El amor que tuvo por Xue Yang nunca habría bastado para reparar el daño de apartar la mirada y encerrar al corazón.
—¿La traición no es suficiente para el rey que te encadena, Xue Yang? —sigue, y pronuncia su nombre como si escupiera.
Sólo estaba siguiendo órdenes. Song Lan ha visto la peonia marcada a fuego en su hombro, la espalda llena de las cicatrices del látigo. La elección de negarse sólo existe tanto este dispuesto a afrontar la muerte. El general no se atrevería a condenarlo por la supervivencia.
Pero ¿el corazón roto?
¿Qué hay de mi corazón roto, Xue Yang?
—A cuántos más habrás de sonreír y traicionar, Xue Yang —sigue, furioso— para que tu amo esté conforme. A cuántos más habrás de seducir. A cuántos más…
Hay una inflexión en la respiración de la otra persona, una clara muestra de lo dolido. No responde, quizá esperando pretender ser alguien más.
—Sé que eres tú. Conozco el ritmo de tu respiración y la cadencia de los movimientos. Podría encontrarte siempre, aunque hayan arrancado mis ojos, mientras conserve mi oído y pueda seguir tu rastro. ¿Seguirás sin contestarme?

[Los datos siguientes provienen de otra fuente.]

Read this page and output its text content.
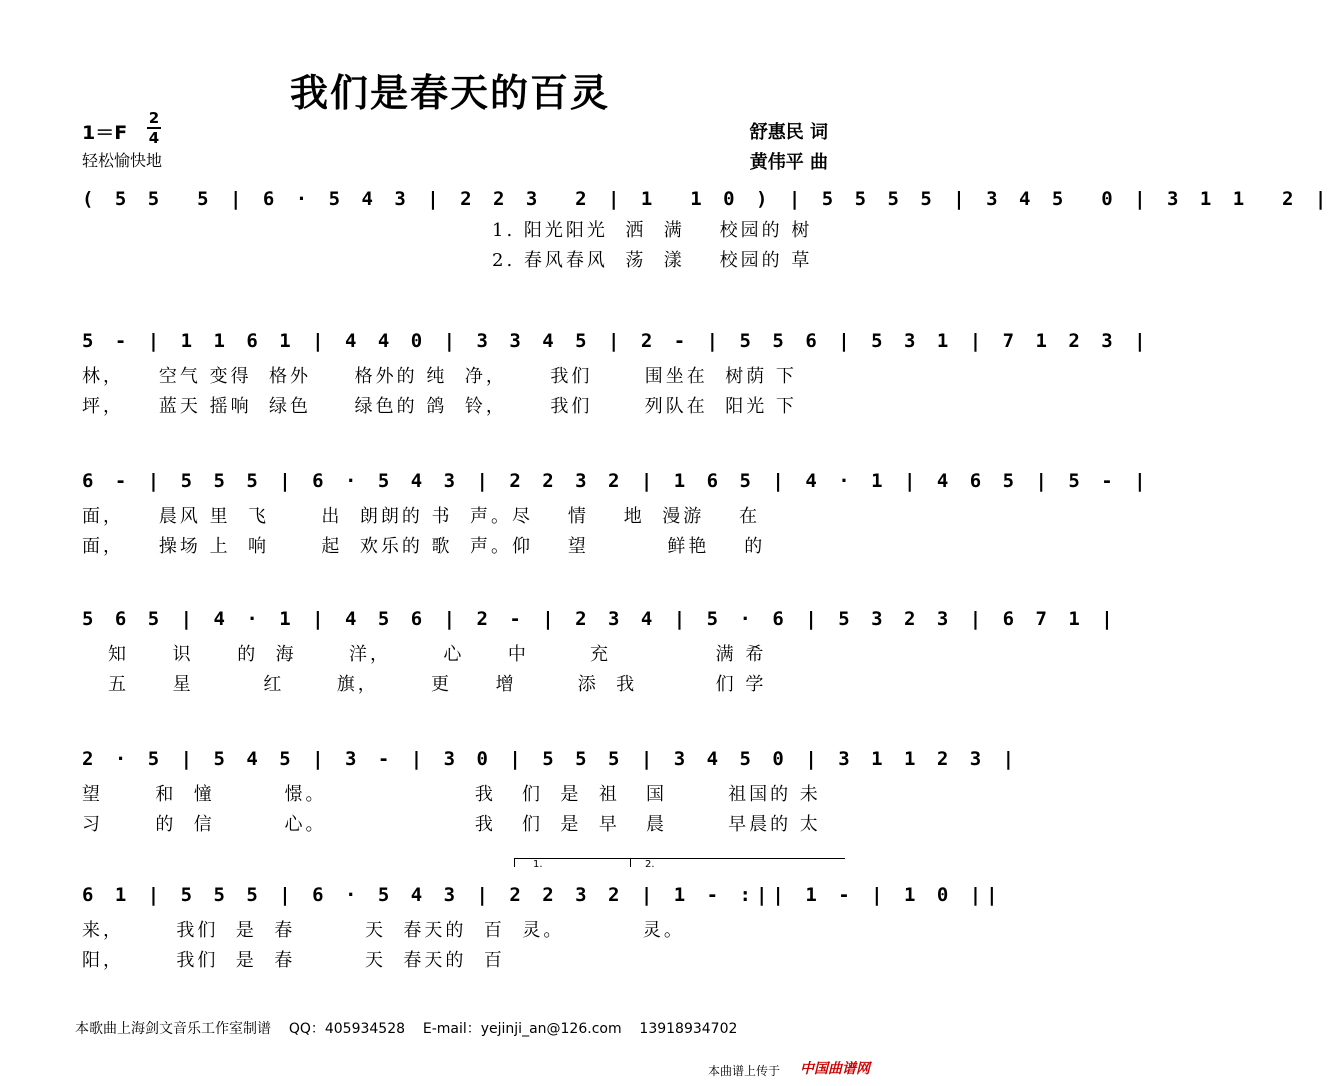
我们是春天的百灵
1＝F
2
4
轻松愉快地
舒惠民 词
黄伟平 曲
( 5 5  5 | 6 · 5 4 3 | 2 2 3  2 | 1  1 0 ) | 5 5 5 5 | 3 4 5  0 | 3 1 1  2 |
1. 阳光阳光  洒  满    校园的 树
2. 春风春风  荡  漾    校园的 草
5 - | 1 1 6 1 | 4 4 0 | 3 3 4 5 | 2 - | 5 5 6 | 5 3 1 | 7 1 2 3 |
林，    空气 变得  格外     格外的 纯  净，     我们      围坐在  树荫 下
坪，    蓝天 摇响  绿色     绿色的 鸽  铃，     我们      列队在  阳光 下
6 - | 5 5 5 | 6 · 5 4 3 | 2 2 3 2 | 1 6 5 | 4 · 1 | 4 6 5 | 5 - |
面，    晨风 里  飞      出  朗朗的 书  声。尽    情    地  漫游    在
面，    操场 上  响      起  欢乐的 歌  声。仰    望         鲜艳    的
5 6 5 | 4 · 1 | 4 5 6 | 2 - | 2 3 4 | 5 · 6 | 5 3 2 3 | 6 7 1 |
知     识     的  海      洋，      心     中       充            满 希
五     星        红      旗，      更     增       添  我         们 学
2 · 5 | 5 4 5 | 3 - | 3 0 | 5 5 5 | 3 4 5 0 | 3 1 1 2 3 |
望      和  憧        憬。                 我   们  是  祖   国       祖国的 未
习      的  信        心。                 我   们  是  早   晨       早晨的 太
6 1 | 5 5 5 | 6 · 5 4 3 | 2 2 3 2 | 1 - :|| 1 - | 1 0 ||
来，      我们  是  春        天  春天的  百  灵。         灵。
阳，      我们  是  春        天  春天的  百
1.	2.
本歌曲上海剑文音乐工作室制谱 QQ：405934528 E-mail：yejinji_an@126.com 13918934702
本曲谱上传于 中国曲谱网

Sé cómo jadeas al decir mi nombre y pedirme que te azote, sé con qué voz pides el látigo, Xue Yang. ¿Y te atreves a ignorarme?

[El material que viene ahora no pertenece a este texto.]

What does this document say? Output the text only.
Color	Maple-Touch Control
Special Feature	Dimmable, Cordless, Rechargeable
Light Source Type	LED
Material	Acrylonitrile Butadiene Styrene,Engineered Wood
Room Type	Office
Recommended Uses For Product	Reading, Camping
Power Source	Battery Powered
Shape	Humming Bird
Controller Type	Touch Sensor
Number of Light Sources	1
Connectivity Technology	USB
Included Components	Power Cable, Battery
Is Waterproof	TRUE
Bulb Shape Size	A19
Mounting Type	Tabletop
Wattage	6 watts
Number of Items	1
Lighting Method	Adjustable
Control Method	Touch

La risa retumba en las paredes, se estrella contra los barrotes de metal. Quizá otros los escuchan, pero no importa. Todos en aquellos calabozos, presos o esclavos, están muertos en vida. Ninguno importa. El mundo los ve sin mirar y pretende no sentir nada por ellos. De hacerlo, tendrían que admitir un conflicto demasiado doloroso y mirar la crueldad de sus omisiones en todo su esplendor. ¿Quién querría aquello?
—Qué importa, Song Zichen —dice Xue Yang, por primera vez—. Ódieme. Está bien. Ódieme con todo su ser. No soy nadie. Nunca he sido nadie. Pero si me odia, al menos, para usted, habré tenido nombre.
—Dije que te despellejaría vivo si hacías llorar a Xingchen.
—Lo salvé.
—¿Crees que tu ausencia no lo hará llorar, cuando acudió a mí con lágrimas en los ojos para suplicarme que lo llamara como tú lo hacías, antes de atreverse a arrodillarse ante ti? ¿Crees que nuestro lecho vacío no lo hará llorar?
Xue Yang no responde.
—¿Fuiste tan ingenuo como para creer que podías jugar un tiempo, antes de romper nuestra paz? ¡¿Por qué fuiste tan cruel?!
—Soy un esclavo, general. ¿Acaso importa? ¿Acaso importo? Cuando me vio, permitió que Daozhang se apiadará de mí porque Daozhang se lo pidió, no porque yo significara algo. Esa vez, vi la mirada que le dirigió al resto de los esclavos de Jinlintai.
»Tan llena de nada, tan vacía de todo. Se lo vuelvo a preguntar. ¿Acaso importo? Tengo el nombre que otros me han dado y los grilletes siempre han estado en mis muñecas. Si no hubiera sido por aquel acto de piedad de su esposo, usted nunca habría fijado sus ojos en mí.
»No nos pertenecen nuestros nombres, ni nuestros cuerpos. Nuestros sentimientos, nuestras palabras. Todo puede ser arrancado en un santiamén. A quién le importamos aquellos a los que no nos pertenece nuestro ser.
—Te odio. —Lo pronuncia casi escupiéndole. Le importa lo suficiente como para odiarlo.
Después de eso, otra vez, el silencio.
Te odio, Xue Yang, maldito en esta y todas tus vidas.
Notas de este capítulo:
1) Empieza fuerte, eh. Pero bueno, no tengo mucho que decir, salvo que esta parte quizá es un poco cuesta arriba en el nivel de angst, pero bueno, ya pasamos lo malo, ahora sólo falta lo más cabrón y luego lo más culero.
2) Con todo y todo, para los protagonistas hay final feliz.